One can summarize by enumerating the expected characteristics:

  • optimization algorithms,
  • with an iterative design,
  • combining low level heuristics,
  • aiming to tackle a large scale of "hard" problems.

As it is pointed out by the last reference, a large majority of metaheuristics (well, not to say all) use at least one stochastic (probabilistic) process and does not use more information than the solution and the associated value(s) of the objective function.

Talking about combining heuristics seems to be appropriate for Ant Colony Optimization, that specifically needs one (following Dorigo's point of vue), it can be less obvious for Evolutionnary Algorithms. One can consider that mutation, or even the method's strategy itself, is a heuristic, but isn't it too generalistic to be called a heuristic ?

If we forget the difficulty to demarcate what can be called a heuristic and what is the scope of the term meta, one can simply look at the use of the term among specialists. Despite the fact that the definition can be used in several fields (data mining, machine learning, etc.), the term is used for optimization algorithms. This is perhaps the best reason among others: the term permits to separate a research field from others, thus adding a little bit of marketing...

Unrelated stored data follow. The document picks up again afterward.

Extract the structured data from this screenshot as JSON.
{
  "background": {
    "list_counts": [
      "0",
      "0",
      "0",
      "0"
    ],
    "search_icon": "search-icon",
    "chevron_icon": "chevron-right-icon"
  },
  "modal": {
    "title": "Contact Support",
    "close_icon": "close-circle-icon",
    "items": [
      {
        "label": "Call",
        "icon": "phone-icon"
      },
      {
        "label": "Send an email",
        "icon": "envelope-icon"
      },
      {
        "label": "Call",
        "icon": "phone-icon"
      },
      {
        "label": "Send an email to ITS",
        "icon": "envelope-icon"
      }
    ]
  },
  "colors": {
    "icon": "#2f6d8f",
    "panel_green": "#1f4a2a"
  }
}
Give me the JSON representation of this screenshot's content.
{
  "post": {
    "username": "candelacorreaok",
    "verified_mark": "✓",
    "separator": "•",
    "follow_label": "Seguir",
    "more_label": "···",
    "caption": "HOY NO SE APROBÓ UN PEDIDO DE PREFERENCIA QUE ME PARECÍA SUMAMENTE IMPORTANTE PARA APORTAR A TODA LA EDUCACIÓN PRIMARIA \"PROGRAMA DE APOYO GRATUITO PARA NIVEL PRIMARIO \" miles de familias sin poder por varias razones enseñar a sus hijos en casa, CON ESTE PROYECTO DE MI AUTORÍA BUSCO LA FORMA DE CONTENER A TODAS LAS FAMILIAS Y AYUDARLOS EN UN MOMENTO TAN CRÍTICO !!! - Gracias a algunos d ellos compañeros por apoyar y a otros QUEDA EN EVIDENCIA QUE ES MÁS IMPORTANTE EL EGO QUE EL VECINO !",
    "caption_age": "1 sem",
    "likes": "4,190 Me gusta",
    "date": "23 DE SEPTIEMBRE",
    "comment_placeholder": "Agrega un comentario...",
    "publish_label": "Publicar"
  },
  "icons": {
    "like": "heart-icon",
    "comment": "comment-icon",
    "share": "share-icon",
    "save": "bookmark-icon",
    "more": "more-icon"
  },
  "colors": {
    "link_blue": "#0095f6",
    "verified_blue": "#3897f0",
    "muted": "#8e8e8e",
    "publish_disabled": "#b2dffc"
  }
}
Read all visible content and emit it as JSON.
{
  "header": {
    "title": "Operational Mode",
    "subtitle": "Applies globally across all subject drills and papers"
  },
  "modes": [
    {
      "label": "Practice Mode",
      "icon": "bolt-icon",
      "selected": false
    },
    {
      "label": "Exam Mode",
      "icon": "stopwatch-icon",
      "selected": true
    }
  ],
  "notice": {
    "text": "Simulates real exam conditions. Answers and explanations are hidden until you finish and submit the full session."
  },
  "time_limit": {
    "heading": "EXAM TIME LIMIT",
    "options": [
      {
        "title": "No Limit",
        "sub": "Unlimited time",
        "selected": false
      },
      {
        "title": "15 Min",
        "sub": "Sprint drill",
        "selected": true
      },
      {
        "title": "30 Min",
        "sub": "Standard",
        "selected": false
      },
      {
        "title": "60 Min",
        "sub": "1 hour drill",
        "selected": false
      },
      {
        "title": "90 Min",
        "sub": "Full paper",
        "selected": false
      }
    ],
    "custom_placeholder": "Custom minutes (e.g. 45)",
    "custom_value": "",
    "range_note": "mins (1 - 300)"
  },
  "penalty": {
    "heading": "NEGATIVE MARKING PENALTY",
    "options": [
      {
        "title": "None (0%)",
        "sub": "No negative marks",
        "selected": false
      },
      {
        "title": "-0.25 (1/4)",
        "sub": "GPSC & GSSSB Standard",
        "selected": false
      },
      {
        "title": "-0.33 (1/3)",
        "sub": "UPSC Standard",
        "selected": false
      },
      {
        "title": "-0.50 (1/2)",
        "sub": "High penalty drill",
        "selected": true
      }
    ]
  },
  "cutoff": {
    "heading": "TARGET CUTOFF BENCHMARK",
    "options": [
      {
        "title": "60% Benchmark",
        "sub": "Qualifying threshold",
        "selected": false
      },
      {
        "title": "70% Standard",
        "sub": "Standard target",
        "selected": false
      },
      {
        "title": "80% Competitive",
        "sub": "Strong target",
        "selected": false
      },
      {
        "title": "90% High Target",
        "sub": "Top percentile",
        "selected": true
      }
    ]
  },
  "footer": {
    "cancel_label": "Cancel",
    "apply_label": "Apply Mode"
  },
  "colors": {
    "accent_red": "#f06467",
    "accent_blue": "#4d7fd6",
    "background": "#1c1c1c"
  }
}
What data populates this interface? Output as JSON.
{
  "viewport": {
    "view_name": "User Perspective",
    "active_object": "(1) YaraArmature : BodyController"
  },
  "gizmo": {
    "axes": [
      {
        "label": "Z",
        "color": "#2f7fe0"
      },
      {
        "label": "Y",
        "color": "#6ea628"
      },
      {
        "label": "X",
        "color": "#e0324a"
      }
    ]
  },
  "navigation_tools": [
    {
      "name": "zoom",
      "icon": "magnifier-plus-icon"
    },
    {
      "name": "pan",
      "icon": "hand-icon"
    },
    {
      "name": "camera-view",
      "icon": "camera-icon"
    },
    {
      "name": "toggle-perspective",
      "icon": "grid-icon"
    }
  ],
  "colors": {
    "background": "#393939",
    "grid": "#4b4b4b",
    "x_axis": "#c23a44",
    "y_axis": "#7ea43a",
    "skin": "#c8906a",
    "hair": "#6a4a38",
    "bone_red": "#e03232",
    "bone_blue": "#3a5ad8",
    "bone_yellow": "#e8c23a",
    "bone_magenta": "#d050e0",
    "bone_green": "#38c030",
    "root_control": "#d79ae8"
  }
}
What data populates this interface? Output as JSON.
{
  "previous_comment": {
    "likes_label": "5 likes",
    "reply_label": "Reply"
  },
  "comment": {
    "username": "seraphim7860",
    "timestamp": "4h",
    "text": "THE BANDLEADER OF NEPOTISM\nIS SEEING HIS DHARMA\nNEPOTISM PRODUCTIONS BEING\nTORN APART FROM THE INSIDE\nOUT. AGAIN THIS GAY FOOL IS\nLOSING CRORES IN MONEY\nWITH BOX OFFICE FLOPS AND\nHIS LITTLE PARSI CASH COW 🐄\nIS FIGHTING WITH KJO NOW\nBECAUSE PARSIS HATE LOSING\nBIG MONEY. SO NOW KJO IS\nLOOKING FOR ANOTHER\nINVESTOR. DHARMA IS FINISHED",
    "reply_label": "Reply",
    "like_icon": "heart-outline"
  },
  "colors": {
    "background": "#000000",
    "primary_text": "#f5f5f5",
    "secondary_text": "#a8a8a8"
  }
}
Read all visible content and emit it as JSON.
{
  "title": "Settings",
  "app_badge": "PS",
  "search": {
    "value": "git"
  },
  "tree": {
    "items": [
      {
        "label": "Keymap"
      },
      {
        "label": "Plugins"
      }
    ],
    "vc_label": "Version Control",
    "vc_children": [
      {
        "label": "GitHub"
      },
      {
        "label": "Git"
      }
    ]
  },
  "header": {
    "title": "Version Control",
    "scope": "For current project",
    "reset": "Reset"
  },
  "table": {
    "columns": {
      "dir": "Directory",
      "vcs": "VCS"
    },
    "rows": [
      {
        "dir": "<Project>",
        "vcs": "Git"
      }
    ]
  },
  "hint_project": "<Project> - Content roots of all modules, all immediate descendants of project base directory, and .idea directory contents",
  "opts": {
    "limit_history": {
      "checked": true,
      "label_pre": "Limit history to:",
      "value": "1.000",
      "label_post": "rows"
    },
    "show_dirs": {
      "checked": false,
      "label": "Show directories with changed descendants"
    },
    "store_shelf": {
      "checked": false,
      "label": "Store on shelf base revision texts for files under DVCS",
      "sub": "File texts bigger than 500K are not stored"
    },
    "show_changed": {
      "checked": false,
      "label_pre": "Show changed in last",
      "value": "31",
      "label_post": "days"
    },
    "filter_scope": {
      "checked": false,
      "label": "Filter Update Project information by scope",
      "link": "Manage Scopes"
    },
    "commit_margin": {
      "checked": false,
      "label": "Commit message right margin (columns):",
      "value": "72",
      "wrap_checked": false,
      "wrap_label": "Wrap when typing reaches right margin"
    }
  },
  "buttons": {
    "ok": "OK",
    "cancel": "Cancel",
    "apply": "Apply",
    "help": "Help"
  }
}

I would thus use this definition:

Metaheuristics are algorithms designed to tackle "hard" optimization problems, with the help of iterative stochastic processes. These methods are manipulating direct samples of the objective function, and can be applied to several problems without major changes in their design.

Notes

[1] A recurrent joke says that whatever is your new idea, it has already be written down by Glover

[2] Comput. & Ops. Res.Vol. 13, No.5, pp. 533-549, 1986

[3] Metaheuristic: A bibliography, Annals of Operations Research, vol. 63, pp. 513-623, 1996

[4] Metaheuristics in combinatorial optimization: Overview and conceptual comparison, ACM Computing Surveys, vol. 35, issue 3, 2003

[5] Ant Colony Optimization, MIT Press, 2004

[6] Metaheuristics for Hard Optimization, Springer, 2006